Britische Truppen, die in den Wäldern Estlands Kriegsspiele betreiben, um eine mögliche Invasion Russlands abzuwehren, haben Wladimir Putin bewiesen, dass „man hier nicht gewinnen kann“, sagte der Premierminister.

Es geschah, als 1.500 britische Soldaten aller drei Streitkräfte im Rahmen der größten jemals in Estland abgehaltenen Nato-Übung in Camp Tapa einmarschierten, um den russischen Präsidenten vor einer Invasion in Länder an der russischen Grenze zu warnen.

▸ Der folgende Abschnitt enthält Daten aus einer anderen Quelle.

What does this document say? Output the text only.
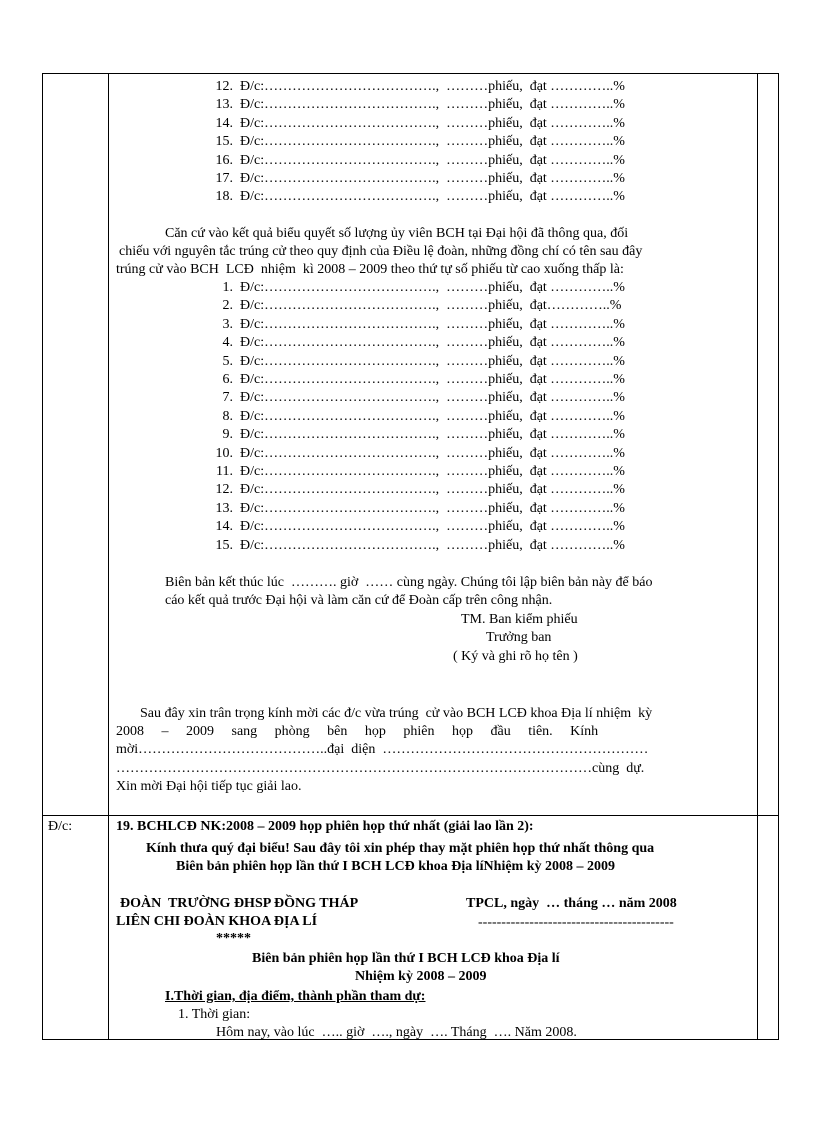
12. Đ/c:……………………………….,  ………phiếu,  đạt …………..%
13. Đ/c:……………………………….,  ………phiếu,  đạt …………..%
14. Đ/c:……………………………….,  ………phiếu,  đạt …………..%
15. Đ/c:……………………………….,  ………phiếu,  đạt …………..%
16. Đ/c:……………………………….,  ………phiếu,  đạt …………..%
17. Đ/c:……………………………….,  ………phiếu,  đạt …………..%
18. Đ/c:……………………………….,  ………phiếu,  đạt …………..%
Căn cứ vào kết quả biểu quyết số lượng ủy viên BCH tại Đại hội đã thông qua, đối
chiếu với nguyên tắc trúng cử theo quy định của Điều lệ đoàn, những đồng chí có tên sau đây
trúng cử vào BCH  LCĐ  nhiệm  kì 2008 – 2009 theo thứ tự số phiếu từ cao xuống thấp là:
1. Đ/c:……………………………….,  ………phiếu,  đạt …………..%
2. Đ/c:……………………………….,  ………phiếu,  đạt…………..%
3. Đ/c:……………………………….,  ………phiếu,  đạt …………..%
4. Đ/c:……………………………….,  ………phiếu,  đạt …………..%
5. Đ/c:……………………………….,  ………phiếu,  đạt …………..%
6. Đ/c:……………………………….,  ………phiếu,  đạt …………..%
7. Đ/c:……………………………….,  ………phiếu,  đạt …………..%
8. Đ/c:……………………………….,  ………phiếu,  đạt …………..%
9. Đ/c:……………………………….,  ………phiếu,  đạt …………..%
10. Đ/c:……………………………….,  ………phiếu,  đạt …………..%
11. Đ/c:……………………………….,  ………phiếu,  đạt …………..%
12. Đ/c:……………………………….,  ………phiếu,  đạt …………..%
13. Đ/c:……………………………….,  ………phiếu,  đạt …………..%
14. Đ/c:……………………………….,  ………phiếu,  đạt …………..%
15. Đ/c:……………………………….,  ………phiếu,  đạt …………..%
Biên bản kết thúc lúc  ………. giờ  …… cùng ngày. Chúng tôi lập biên bản này để báo
cáo kết quả trước Đại hội và làm căn cứ để Đoàn cấp trên công nhận.
TM. Ban kiểm phiếu
Trưởng ban
( Ký và ghi rõ họ tên )
Sau đây xin trân trọng kính mời các đ/c vừa trúng  cử vào BCH LCĐ khoa Địa lí nhiệm  kỳ
2008     –     2009     sang     phòng     bên     họp     phiên     họp     đầu     tiên.     Kính
mời…………………………………..đại  diện  …………………………………………………
…………………………………………………………………………………………cùng  dự.
Xin mời Đại hội tiếp tục giải lao.
Đ/c:	19. BCHLCĐ NK:2008 – 2009 họp phiên họp thứ nhất (giải lao lần 2):
Kính thưa quý đại biểu! Sau đây tôi xin phép thay mặt phiên họp thứ nhất thông qua
Biên bản phiên họp lần thứ I BCH LCĐ khoa Địa líNhiệm kỳ 2008 – 2009
ĐOÀN  TRƯỜNG ĐHSP ĐỒNG THÁP
LIÊN CHI ĐOÀN KHOA ĐỊA LÍ
*****
TPCL, ngày  … tháng … năm 2008
------------------------------------------
Biên bản phiên họp lần thứ I BCH LCĐ khoa Địa lí
Nhiệm kỳ 2008 – 2009
I.Thời gian, địa điểm, thành phần tham dự:
1. Thời gian:
Hôm nay, vào lúc  ….. giờ  …., ngày  …. Tháng  …. Năm 2008.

Kaja Kallas, die estnische Premierministerin, sagte gegenüber The Daily Telegraph, dass die Truppen die Landschaft und Wälder Estlands sowie die Funktionsweise seiner Armee, Luftverteidigung und schweren Waffen kennengelernt hätten, damit sie zusammenarbeiten könnten.

„Das bedeutet, dass die Leute verstehen, dass sie, wenn sie in Yorkshire oder Manchester stationiert sind, wissen, dass sie kommen, wenn der Anruf kommt, und wissen, was hier ist.“ Was ich vom Militär höre, ist, dass es von Tag zu Tag besser wird.“

Sie fügte hinzu: „Für mich ist es wichtig, dass wir unser Land von der ersten Minute an verteidigen können. Deshalb müssen die Pläne der Nato in die Tat umgesetzt werden. Ich sehe, dass das funktionieren könnte. Wenn unser Gegner das auch weiß, nimmt es den Willen, uns anzugreifen, denn hier kann man nicht gewinnen.“

Im Gespräch mit The Telegraph im Stenbock House, dem offiziellen Regierungsgebäude in Tallinn, enthüllte Frau Kallas, wie beim Abendessen auf der Münchner Sicherheitskonferenz letztes Jahr ihre Befürchtungen vor einer russischen Invasion in der Ukraine vom „Chef eines Geheimdienstes eines wichtigen Verbündeten“ zurückgewiesen wurden. .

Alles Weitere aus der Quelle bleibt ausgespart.